「むかわれ」と呼ばれる一周忌を司る仏様が、勢至菩薩ですが、十三仏信仰の中で、あまり知られていません。
しかし仏教の中では大変重要な菩薩です。
阿弥陀仏三尊のひとつとして阿弥陀如来の脇侍尊として観世音菩薩と一対となって、極楽浄土へと亡者を導かれるのです。
観世音菩薩が人々を救済する慈悲を表されるのに対して、知恵を施されるのが勢至様となります。
勢至とは、「大いなる知恵の勢いでもって、人々の仏智仏性を聞き、悟りに至らしめる」ということです。
「観無量寿経」の中には
「知恵を持って遍く一切を照らし、三途を離れしめて、無上の力を得せしむ故、大勢至と名ずく」とあり、
この三途とは、火途・血途・刀途で、迷いと戦いの世界のことで、皆さんよくご存じの三途の川とは、三瀬川・葬頭川・渡り川とあって
亡者の罪の軽減によって渡る川があり、その苦しみから、知恵を持って救い、その亡者を仏道に引き入れ、正しい行いをさせる菩薩なのです。
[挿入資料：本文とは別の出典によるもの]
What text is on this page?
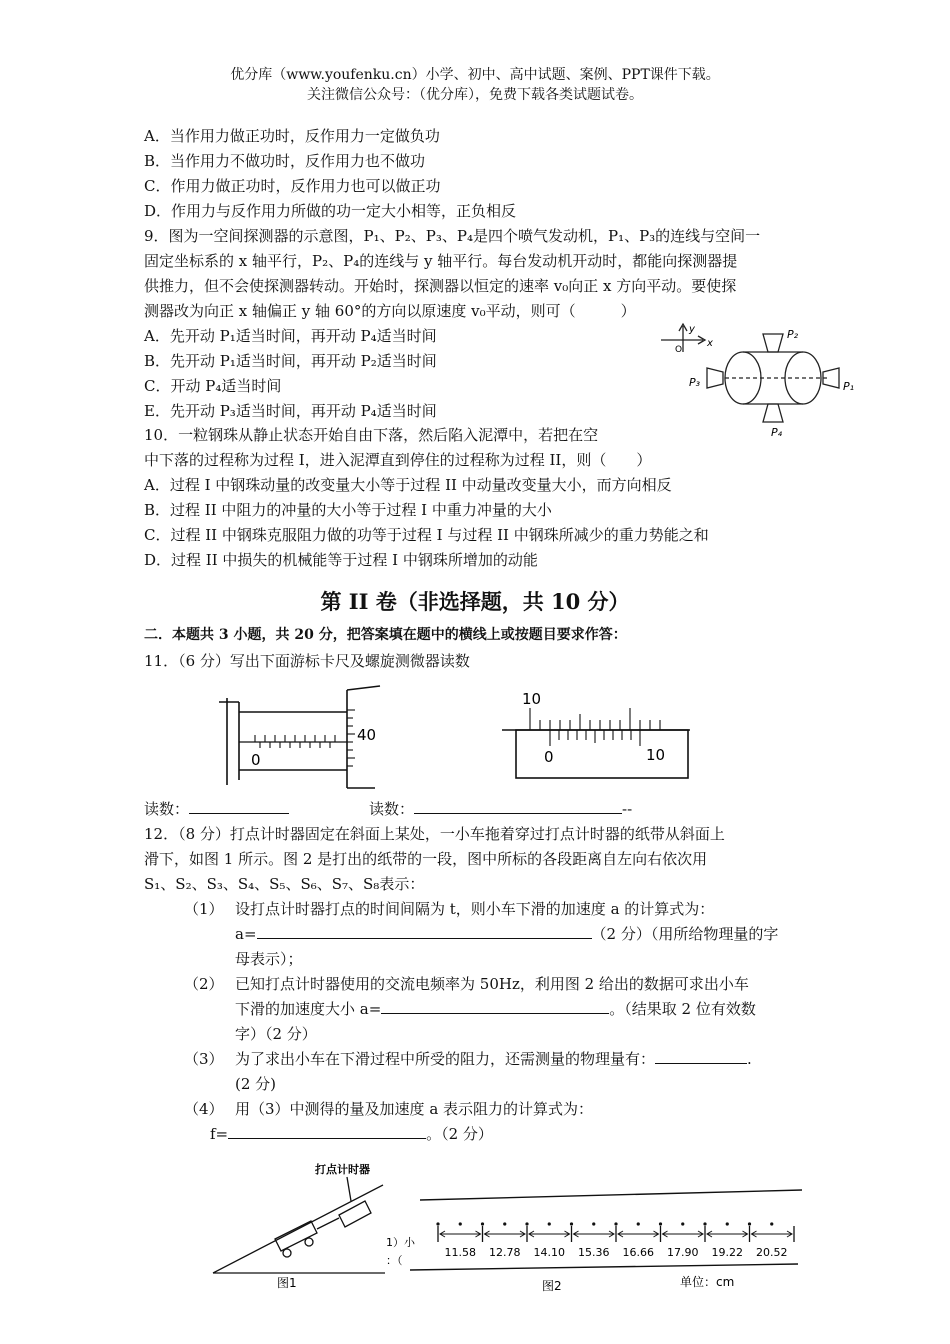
优分库（www.youfenku.cn）小学、初中、高中试题、案例、PPT课件下载。
关注微信公众号：（优分库），免费下载各类试题试卷。
A．当作用力做正功时，反作用力一定做负功
B．当作用力不做功时，反作用力也不做功
C．作用力做正功时，反作用力也可以做正功
D．作用力与反作用力所做的功一定大小相等，正负相反
9．图为一空间探测器的示意图，P₁、P₂、P₃、P₄是四个喷气发动机，P₁、P₃的连线与空间一
固定坐标系的 x 轴平行，P₂、P₄的连线与 y 轴平行。每台发动机开动时，都能向探测器提
供推力，但不会使探测器转动。开始时，探测器以恒定的速率 v₀向正 x 方向平动。要使探
测器改为向正 x 轴偏正 y 轴 60°的方向以原速度 v₀平动，则可（　　　）
A．先开动 P₁适当时间，再开动 P₄适当时间
B．先开动 P₁适当时间，再开动 P₂适当时间
C．开动 P₄适当时间
E．先开动 P₃适当时间，再开动 P₄适当时间
y
x
O
P₂
P₄
P₃	P₁
10．一粒钢珠从静止状态开始自由下落，然后陷入泥潭中，若把在空
中下落的过程称为过程 I，进入泥潭直到停住的过程称为过程 II，则（　　）
A．过程 I 中钢珠动量的改变量大小等于过程 II 中动量改变量大小，而方向相反
B．过程 II 中阻力的冲量的大小等于过程 I 中重力冲量的大小
C．过程 II 中钢珠克服阻力做的功等于过程 I 与过程 II 中钢珠所减少的重力势能之和
D．过程 II 中损失的机械能等于过程 I 中钢珠所增加的动能
第 II 卷（非选择题，共 10 分）
二．本题共 3 小题，共 20 分，把答案填在题中的横线上或按题目要求作答：
11．（6 分）写出下面游标卡尺及螺旋测微器读数
0
40
10
0	10
读数：	读数：	--
12．（8 分）打点计时器固定在斜面上某处，一小车拖着穿过打点计时器的纸带从斜面上
滑下，如图 1 所示。图 2 是打出的纸带的一段，图中所标的各段距离自左向右依次用
S₁、S₂、S₃、S₄、S₅、S₆、S₇、S₈表示：
（1） 设打点计时器打点的时间间隔为 t，则小车下滑的加速度 a 的计算式为：
a=	（2 分）（用所给物理量的字
母表示）；
（2） 已知打点计时器使用的交流电频率为 50Hz，利用图 2 给出的数据可求出小车
下滑的加速度大小 a=	。（结果取 2 位有效数
字）（2 分）
（3） 为了求出小车在下滑过程中所受的阻力，还需测量的物理量有：	.
(2 分)
（4） 用（3）中测得的量及加速度 a 表示阻力的计算式为：
f=	。（2 分）
打点计时器
图1
11.58 12.78 14.10 15.36 16.66 17.90 19.22 20.52
1）小
：（
图2	单位：cm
「薬師如来本願功徳経」には、八大菩薩のおひとりとして、臨終した人を天空から来臨され、浄土の道を教授して導かれ、宝蓮華として化生させるとあります。

それが「来迎図」として表され、観音様・弥勒様などと共に来迎されています。
その中で合掌されているのが勢至様です。仏像のお姿は、蓮台に座して合掌されることが多かったようですが、鎌倉時代以降は、立像で合掌されるお姿に変わってきました。
「図像抄」における大勢至菩薩のお姿は頭の額に、仏塔を表された宝冠を戴かれ、右手の親指・人差し指を伸ばされ、他の指は軽く屈する印を結ばれ、左手には未敷蓮華茎を持たれています。
この未敷蓮華茎は「大日経疏」によれば、「衆生の心の中に大いなる慈悲の蓮華を発育され、清い善お心を譲り増長させる」と説かれています。
独立した尊格として人々の中で信仰が広がることが少なく、独立像で建立されることも少なかった仏様でありますが、仏教本来の持つ教えと姿勢を、正しく単刀直入に、わかりやすく導いてくださる仏様でありましょう。